I've learned from experience to check for one tip off: Does an individual possess a smart-alecky, vile manner? The first sign of trouble with McGarity came when I called to ask if he could quiet down his dog, a coonhound mix that barked at all hours of the day and night--often for two or three hours at a time. McGarity's response? "You need to get ear plugs." That kind of comment is a pretty clear sign that you are dealing with a jackass. (By the way, if you've never heard a coonhound bark continuously for three hours, you should try it some time. Talk about a treat! There's a reason they are considered great hunting dogs--but not necessarily great pets; their voices travel like you wouldn't believe.)

After proving himself to be a horse's ass, McGarity apparently thought it would be fun to repeatedly trespass on our property. He seemed shock to discover that he wasn't welcome. When I made multiple phone calls to inform McGarity that he, his family members, and guests were to stay off our property--this was after we had witnessed multiple instances of trespassing--he threatened to sue me and said, "We're going to keep on coming."

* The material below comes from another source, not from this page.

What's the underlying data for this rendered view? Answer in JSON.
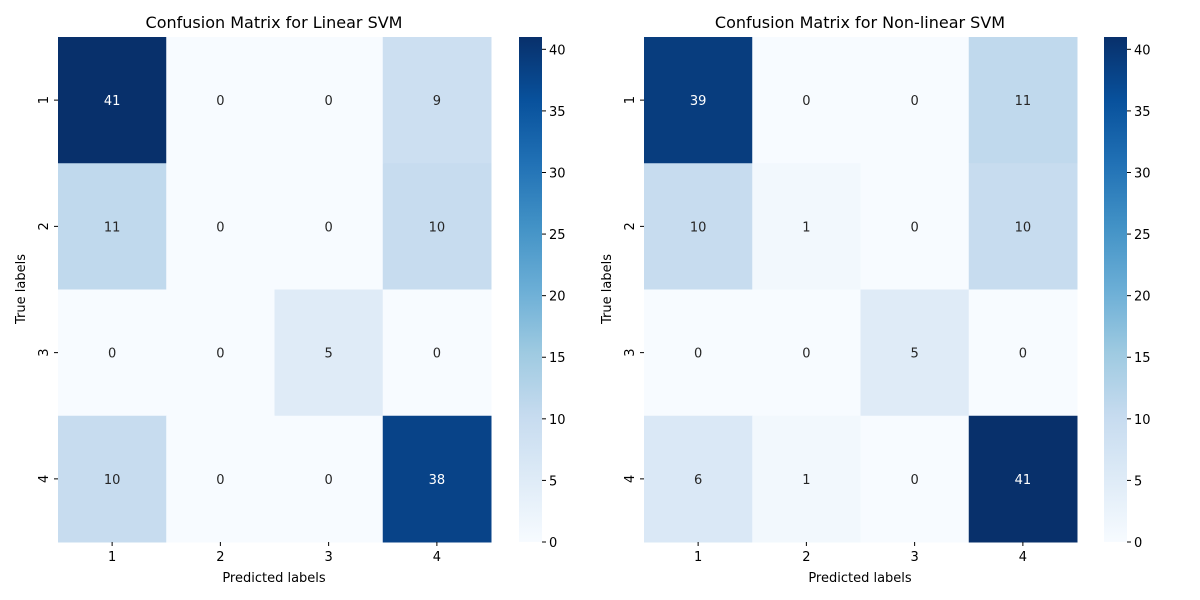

At that point, I didn't know about McGarity's criminal record. But when I found out about it a few years later, I wasn't at all surprised. (A Schnauzer tip for dealing with difficult neighbors: Check your local courthouses to see if they have a criminal record. If they are world-class jackasses, the answer probably is yes--and public records about arrests often help explain a lot.)

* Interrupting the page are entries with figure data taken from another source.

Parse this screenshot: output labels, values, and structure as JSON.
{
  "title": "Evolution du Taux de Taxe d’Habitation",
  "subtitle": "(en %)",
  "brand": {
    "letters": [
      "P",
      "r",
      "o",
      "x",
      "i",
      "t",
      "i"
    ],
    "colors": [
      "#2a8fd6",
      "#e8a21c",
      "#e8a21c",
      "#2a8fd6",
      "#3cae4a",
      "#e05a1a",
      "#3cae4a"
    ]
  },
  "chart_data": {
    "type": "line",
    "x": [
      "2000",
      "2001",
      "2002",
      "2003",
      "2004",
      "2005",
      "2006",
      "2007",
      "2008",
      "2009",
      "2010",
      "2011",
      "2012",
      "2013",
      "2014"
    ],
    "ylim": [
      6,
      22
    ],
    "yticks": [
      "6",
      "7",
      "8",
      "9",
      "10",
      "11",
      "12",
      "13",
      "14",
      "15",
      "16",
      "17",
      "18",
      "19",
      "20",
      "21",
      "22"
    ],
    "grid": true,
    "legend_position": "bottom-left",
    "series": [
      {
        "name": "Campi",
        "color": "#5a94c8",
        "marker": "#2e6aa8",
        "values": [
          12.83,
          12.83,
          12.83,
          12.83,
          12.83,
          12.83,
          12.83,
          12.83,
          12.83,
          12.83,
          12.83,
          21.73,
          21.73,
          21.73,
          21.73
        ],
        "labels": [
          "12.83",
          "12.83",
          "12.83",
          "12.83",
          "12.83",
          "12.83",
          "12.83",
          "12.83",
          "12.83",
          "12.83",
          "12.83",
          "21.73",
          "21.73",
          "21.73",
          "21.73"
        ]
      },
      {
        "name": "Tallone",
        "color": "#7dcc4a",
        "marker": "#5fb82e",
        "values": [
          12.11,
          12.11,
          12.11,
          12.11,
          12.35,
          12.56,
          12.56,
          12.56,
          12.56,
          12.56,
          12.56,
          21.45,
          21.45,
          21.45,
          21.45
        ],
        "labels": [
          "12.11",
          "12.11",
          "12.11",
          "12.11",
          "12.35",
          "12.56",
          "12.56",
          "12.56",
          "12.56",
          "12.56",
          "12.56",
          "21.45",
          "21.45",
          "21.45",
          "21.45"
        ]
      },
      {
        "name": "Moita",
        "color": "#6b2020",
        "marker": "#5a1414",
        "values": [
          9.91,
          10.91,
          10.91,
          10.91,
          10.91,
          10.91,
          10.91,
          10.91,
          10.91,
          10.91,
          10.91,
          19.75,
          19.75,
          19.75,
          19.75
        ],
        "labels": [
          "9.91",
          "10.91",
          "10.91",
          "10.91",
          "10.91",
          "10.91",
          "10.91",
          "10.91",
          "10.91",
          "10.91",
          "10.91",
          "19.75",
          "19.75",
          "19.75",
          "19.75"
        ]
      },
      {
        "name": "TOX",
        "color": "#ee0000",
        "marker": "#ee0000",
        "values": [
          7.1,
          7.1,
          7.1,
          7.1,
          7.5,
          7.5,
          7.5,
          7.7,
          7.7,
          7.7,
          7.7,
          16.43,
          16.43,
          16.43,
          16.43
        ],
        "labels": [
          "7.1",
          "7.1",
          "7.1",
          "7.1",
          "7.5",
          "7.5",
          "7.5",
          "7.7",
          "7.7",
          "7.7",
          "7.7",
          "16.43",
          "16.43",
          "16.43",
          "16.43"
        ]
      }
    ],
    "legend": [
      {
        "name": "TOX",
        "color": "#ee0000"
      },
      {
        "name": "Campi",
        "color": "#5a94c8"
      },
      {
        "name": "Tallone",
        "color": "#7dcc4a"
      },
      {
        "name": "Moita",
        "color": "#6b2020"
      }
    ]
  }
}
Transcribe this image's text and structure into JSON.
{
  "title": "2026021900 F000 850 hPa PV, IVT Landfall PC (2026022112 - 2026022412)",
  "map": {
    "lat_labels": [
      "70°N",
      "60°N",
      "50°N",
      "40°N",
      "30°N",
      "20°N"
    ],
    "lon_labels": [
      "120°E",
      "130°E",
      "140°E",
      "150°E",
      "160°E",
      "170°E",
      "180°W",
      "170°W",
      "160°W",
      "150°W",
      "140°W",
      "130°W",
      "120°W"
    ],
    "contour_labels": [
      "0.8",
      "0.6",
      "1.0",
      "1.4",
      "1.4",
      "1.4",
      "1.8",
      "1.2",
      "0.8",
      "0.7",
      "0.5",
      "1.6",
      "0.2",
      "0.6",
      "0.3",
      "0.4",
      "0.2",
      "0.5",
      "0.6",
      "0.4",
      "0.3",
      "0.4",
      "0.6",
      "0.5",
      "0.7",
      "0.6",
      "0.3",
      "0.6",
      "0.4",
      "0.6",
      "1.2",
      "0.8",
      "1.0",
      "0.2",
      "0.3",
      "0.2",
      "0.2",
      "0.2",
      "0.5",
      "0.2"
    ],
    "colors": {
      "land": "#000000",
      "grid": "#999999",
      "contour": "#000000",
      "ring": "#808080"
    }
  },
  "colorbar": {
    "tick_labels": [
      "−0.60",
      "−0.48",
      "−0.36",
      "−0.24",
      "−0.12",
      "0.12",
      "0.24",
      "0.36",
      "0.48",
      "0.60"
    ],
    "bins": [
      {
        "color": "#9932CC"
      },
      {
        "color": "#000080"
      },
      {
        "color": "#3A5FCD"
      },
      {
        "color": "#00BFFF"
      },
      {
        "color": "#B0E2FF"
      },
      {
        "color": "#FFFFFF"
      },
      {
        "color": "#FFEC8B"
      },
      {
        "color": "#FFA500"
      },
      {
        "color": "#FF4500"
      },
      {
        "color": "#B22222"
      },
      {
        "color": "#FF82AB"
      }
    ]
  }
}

In the Tennessee case, it seems clear that Hopson and his mother, Jennie Lovelady, were at fault. Would it have been nice if Jennings had been mowing in a way that did not blow grass clippings onto Lovelady's property? Sure, but he almost certainly was not violating any statute or ordinance.

Technically, the blowing of grass clippings probably constitutes a civil trespass, and Lovelady could have filed a lawsuit, seeking any damages and an injunction to block Jennings from sending grass clippings her way in the future. But such a lawsuit would probably cost several thousand dollars and most folks likely would not consider the issue to be worth that.

As long as Jennings was on his own property--and by all accounts, he was--he wasn't doing much of anything wrong. If Lovelady had concerns about the grass clippings, she should have waited until Jennings was finished mowing and talked to him by phone or face to face.

Is it possible that Lovelady had previously asked Jennings, in a nice way, not to blow grass clippings on her yard? Yes, it is. Is it possible he ignored her requests or responded in a smart-ass way? Yes, it is. If that was the case, it was unfortunate, but Lovelady's only recourse was to file an expensive lawsuit or learn to live with a few extra grass clippings on her yard. Laying down in front of Jennings' mower and starting an argument was not the way to go.

Lovelady's biggest mistake, the act that turned this into a criminal matter, was going on Jennings' yard. By entering a neighbor's property and laying down in front of his mower, she showed a bizarre lack of respect for boundary lines. That almost certainly amounts to a criminal trespass, which was compounded when Hopson followed her onto the property and punched Jennings.

In addition to the criminal charges, Jennings probably will file a lawsuit for assault and battery, trespass, personal injury, and other torts. We don't know what kind of assets Lovelady and Hopson possess, but they had better hope they have good insurance.

Our guess is that they eventually will wish they had never set foot on Jennings' property.